While few details are known about the new phone, the deal suggests that Google and Jio could shake up a market where Chinese brands accounted for more than 75% of total sales in the quarter ended in June, according to research firm Canalys. South Korea’s Samsung was the No. 3 seller with just under 17%.
“Depending on the product proposition that comes from this Jio-Google partnership, it could potentially pose a challenge,” she added.
An untapped market
Much has been made of India’s growing mobile internet market. Roughly 450 million Indians already have smartphones, according to Counterpoint Research. They rely on them to stream content, shop, hail rides and order food. But about 500 million people don’t yet own such devices — and Google and Jio want to give them a cheap way in.
“They should not be deprived of the benefits of the digital and data revolution,” said Mukesh Ambani, the CEO of Jio parent company Reliance Industries and the richest man in Asia, during a company event last week. He said that the goal of the partnership with Google is to design smartphones for a “fraction” of what they currently cost.
“Jio is a company that’s very focused on the rural side, because that’s the real India,” said Tarun Pathak, associate director at Counterpoint Research. “You have a big funnel [of] users who are yet to come on board and experience and taste this internet for the first time.”
Most of those people are using feature phones — old-school mobile devices with numeric key pads and basic screens — on India’s 2G network. Getting them on 4G or 5G smartphones would be a “win-win” for both companies, Pathak said, because Jio can provide new users with data plans, while Google serves them YouTube, search, maps and other apps.
Jio already sells cheap 4G feature phones with basic data plans that can access the internet and run stripped down versions of a few apps. But fewer than 20% of India’s feature phone users are on Jio devices, according to Pathak.
To reach India’s huge low-tier market, Counterpoint Research and IDC analysts say the two companies would have to develop a smartphone with an Android-based operating system for less than $50.
That could be difficult to achieve.
Kaur noted that costly parts such as memory, chips and display panels typically inflate the price, pushing smartphones above the $50 range. And even a $50 price point is more than most rural Indians can afford, she added.
But if Jio and Google can pull it off — and get those users to stick with them for upgrades — that could be a big loss for Chinese smartphone makers. Indian foreign policy think tank Gateway House expects the country’s smartphone users to double to 900 million by 2025, as income levels rise and smartphones get cheaper.
The upside for Google and Jio
Selling ultra cheap smartphones likely won’t make Jio a lot of money. The company will be making razor thin margins on the hardware, or more likely will have to subsidize the cost of the devices by bundling them with other phone and data services. But a successful breakthrough would get millions more Indians onto ecosystems owned and controlled by Jio and Google.
Jio already offers a family of apps to watch movies, stream music and shop online. And for Google, “it’s less about money, it’s more about profiling users,” said Pathak.
India is also “a dream for any tech company given the diversity,” said Blaise Fernandes, director at Gateway House.

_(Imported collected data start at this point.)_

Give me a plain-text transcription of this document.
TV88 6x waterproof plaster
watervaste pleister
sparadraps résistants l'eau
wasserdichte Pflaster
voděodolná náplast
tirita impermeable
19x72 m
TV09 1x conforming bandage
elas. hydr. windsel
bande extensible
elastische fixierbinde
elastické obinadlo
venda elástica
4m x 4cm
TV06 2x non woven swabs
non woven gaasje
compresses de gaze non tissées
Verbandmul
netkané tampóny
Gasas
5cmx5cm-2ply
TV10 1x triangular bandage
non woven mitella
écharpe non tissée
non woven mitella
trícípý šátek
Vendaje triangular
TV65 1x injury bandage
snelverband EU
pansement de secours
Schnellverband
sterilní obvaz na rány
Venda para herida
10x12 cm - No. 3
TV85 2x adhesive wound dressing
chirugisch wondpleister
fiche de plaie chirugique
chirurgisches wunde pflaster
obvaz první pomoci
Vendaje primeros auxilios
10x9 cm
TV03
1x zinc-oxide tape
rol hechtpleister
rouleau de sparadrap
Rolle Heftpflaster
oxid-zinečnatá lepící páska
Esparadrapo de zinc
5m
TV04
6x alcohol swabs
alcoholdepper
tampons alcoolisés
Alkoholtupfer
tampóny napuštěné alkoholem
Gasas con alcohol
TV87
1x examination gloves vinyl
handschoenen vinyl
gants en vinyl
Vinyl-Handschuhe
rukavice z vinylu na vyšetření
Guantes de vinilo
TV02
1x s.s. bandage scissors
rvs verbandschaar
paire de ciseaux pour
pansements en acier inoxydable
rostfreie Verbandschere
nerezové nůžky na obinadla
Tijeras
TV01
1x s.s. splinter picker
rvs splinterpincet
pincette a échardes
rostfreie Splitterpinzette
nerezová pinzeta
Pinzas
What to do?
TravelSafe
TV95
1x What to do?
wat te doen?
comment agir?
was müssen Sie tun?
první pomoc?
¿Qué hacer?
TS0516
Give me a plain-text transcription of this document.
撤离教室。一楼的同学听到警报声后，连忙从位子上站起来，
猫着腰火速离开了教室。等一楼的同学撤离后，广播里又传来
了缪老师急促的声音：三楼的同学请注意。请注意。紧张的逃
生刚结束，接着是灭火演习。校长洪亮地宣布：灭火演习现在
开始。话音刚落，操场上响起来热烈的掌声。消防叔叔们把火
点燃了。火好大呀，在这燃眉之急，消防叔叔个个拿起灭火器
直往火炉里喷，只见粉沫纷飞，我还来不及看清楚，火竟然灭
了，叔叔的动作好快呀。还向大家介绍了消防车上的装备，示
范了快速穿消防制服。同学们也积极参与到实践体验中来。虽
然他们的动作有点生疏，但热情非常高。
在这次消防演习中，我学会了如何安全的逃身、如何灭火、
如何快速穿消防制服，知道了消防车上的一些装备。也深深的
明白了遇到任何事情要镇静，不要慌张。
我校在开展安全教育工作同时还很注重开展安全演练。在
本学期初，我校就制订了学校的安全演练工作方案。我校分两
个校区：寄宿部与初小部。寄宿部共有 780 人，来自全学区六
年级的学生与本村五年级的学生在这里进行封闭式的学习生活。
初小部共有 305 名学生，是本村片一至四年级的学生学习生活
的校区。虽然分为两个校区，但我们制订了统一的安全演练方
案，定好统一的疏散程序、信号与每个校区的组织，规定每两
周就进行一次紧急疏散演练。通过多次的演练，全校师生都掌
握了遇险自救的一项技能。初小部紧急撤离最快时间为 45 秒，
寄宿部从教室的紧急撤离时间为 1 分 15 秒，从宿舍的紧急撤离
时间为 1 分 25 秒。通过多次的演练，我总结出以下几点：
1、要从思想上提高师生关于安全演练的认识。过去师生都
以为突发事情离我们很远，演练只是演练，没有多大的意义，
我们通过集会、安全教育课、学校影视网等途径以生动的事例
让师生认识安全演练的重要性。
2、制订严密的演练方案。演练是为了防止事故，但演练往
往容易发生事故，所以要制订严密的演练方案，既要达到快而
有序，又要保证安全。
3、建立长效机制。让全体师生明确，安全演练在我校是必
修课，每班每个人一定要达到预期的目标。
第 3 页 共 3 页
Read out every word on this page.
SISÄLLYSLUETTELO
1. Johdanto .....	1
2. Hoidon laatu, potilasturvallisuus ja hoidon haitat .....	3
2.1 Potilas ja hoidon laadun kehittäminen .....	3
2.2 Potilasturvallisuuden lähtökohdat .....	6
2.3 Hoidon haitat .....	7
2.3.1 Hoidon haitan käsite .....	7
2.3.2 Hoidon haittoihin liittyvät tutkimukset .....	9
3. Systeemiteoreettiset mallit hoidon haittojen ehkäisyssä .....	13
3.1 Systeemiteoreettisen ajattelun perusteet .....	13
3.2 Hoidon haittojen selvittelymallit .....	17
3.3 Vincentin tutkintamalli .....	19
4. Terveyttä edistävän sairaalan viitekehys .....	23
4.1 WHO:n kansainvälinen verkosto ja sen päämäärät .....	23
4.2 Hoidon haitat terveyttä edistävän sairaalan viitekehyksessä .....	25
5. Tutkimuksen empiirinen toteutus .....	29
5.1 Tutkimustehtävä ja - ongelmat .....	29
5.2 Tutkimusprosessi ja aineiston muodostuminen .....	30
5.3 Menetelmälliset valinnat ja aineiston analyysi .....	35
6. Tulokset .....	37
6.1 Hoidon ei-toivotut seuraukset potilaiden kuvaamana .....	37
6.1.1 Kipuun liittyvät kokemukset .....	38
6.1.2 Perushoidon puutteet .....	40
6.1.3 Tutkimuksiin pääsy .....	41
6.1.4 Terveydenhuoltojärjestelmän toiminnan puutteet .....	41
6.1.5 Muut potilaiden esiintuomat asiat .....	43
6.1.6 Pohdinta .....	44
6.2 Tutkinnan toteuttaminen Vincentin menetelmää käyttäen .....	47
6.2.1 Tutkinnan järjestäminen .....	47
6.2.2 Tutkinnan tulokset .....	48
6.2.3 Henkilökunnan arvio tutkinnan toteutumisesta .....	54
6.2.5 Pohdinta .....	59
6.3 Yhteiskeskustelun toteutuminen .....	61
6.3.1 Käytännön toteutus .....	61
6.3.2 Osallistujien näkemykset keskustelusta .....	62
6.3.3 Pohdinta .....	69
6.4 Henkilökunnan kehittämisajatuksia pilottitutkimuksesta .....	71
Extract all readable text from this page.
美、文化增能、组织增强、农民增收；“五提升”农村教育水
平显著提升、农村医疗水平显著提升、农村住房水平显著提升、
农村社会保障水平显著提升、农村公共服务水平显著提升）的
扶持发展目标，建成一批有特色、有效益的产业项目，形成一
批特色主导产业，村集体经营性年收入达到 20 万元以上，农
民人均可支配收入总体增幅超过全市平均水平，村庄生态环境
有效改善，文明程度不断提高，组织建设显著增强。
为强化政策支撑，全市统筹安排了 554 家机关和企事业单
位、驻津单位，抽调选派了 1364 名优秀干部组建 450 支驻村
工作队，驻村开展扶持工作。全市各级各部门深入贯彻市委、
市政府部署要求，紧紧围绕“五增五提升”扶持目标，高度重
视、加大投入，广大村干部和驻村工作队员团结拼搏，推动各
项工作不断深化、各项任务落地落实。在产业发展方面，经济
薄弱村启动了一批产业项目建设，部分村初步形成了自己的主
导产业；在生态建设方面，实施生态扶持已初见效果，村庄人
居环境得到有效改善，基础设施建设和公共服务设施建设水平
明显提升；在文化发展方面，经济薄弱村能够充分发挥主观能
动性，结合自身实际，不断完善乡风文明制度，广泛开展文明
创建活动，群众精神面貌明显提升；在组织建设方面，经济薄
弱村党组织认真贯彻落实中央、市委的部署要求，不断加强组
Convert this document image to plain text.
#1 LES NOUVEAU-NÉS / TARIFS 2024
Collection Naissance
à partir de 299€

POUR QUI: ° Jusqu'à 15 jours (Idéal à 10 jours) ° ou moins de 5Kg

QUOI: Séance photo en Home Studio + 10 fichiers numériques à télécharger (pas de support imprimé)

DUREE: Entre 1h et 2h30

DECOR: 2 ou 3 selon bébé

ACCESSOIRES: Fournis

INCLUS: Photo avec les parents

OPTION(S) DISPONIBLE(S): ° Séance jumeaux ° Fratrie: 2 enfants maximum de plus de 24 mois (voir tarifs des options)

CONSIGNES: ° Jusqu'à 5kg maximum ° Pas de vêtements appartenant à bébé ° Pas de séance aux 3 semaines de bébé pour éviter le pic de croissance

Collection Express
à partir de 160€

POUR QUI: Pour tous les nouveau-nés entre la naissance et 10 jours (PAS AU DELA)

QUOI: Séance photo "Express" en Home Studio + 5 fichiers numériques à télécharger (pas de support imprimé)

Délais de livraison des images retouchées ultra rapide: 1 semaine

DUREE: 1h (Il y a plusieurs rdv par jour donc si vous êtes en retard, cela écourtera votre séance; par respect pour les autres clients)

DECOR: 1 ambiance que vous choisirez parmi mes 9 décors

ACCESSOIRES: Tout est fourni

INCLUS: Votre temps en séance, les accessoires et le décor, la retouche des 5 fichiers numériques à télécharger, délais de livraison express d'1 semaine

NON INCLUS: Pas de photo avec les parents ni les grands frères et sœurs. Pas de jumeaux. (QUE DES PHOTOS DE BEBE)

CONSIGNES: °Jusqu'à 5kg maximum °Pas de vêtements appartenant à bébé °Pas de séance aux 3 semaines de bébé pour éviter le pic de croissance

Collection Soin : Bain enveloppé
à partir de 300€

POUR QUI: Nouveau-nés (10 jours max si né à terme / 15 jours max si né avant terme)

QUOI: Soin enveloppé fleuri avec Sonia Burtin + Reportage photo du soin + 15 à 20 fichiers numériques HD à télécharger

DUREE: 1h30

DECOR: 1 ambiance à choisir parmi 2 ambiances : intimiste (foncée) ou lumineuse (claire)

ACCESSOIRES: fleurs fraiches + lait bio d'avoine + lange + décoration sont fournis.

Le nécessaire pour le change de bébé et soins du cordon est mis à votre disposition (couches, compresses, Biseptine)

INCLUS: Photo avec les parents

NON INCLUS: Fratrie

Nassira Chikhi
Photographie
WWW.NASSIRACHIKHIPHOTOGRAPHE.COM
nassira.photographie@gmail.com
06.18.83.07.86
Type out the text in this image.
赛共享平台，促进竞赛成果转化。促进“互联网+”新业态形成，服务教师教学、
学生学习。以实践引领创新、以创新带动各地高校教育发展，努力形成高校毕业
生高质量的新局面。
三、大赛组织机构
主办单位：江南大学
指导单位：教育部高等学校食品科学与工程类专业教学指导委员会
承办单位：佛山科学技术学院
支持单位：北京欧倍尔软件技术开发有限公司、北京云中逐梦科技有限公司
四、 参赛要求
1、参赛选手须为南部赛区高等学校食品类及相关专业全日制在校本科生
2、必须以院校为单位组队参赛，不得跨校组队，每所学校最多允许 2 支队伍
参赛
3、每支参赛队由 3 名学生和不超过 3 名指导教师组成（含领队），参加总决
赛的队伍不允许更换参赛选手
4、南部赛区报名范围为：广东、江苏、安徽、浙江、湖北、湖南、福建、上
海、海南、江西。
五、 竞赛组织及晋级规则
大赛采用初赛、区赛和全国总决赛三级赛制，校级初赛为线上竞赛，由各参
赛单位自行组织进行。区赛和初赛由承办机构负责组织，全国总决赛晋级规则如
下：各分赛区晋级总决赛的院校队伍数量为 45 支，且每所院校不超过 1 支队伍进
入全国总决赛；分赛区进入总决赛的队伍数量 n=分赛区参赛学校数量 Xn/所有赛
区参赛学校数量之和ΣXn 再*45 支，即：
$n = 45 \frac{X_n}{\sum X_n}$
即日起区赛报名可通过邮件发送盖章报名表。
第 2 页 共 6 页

The potentially huge, diverse datasets Google could harvest from new and existing Indian smartphone users would help it “get better reach, and in return better ad sales and subscription revenues” in India, and “better app efficiencies in other markets,” he said.
Android already has a lock on the Indian market, accounting for 91% of the mobile operating systems in use there in 2019, according to Statista.
Winning ‘brownie points’ with India
Market opportunities aside, Jio has also emerged as a homegrown tech champion at an opportune time: Nationalist sentiment in India is on the rise.
Canalys reported last week that smartphone sales in India plummeted 50% last quarter, compared to the same period a year earlier. While that drop was largely driven by store shutdowns and the economic battering caused by the coronavirus pandemic, the market research firm pointed out that Chinese smartphone makers have been dealing with more than just fallout from Covid-19.
“There has been public anger directed towards China,” Canalys research analyst Adwait Mardikar wrote in a note. “The combinations of this and the […] self-sufficient initiatives by the government have pushed Chinese smartphone vendors into the eye of the public storm.”
Even before the country’s recent dispute with China, Prime Minister Modi and his ruling political party “have been pushing ‘India first’ ideas around tech for several years,” said Abishur Prakash, a geopolitical futurist and co-founder of Center for Innovating the Future, a consulting firm that works on technology and geopolitics.
“Companies like Jio, who are championing homegrown alternatives, are accelerating India’s nationalistic moves,” he added.
Such moves earn Jio “brownie points from the government,” according to Pathak, of Counterpoint Research, who added that a good chunk of Google’s investment in Jio will likely be used to buy stakes in a lot of Indian startups.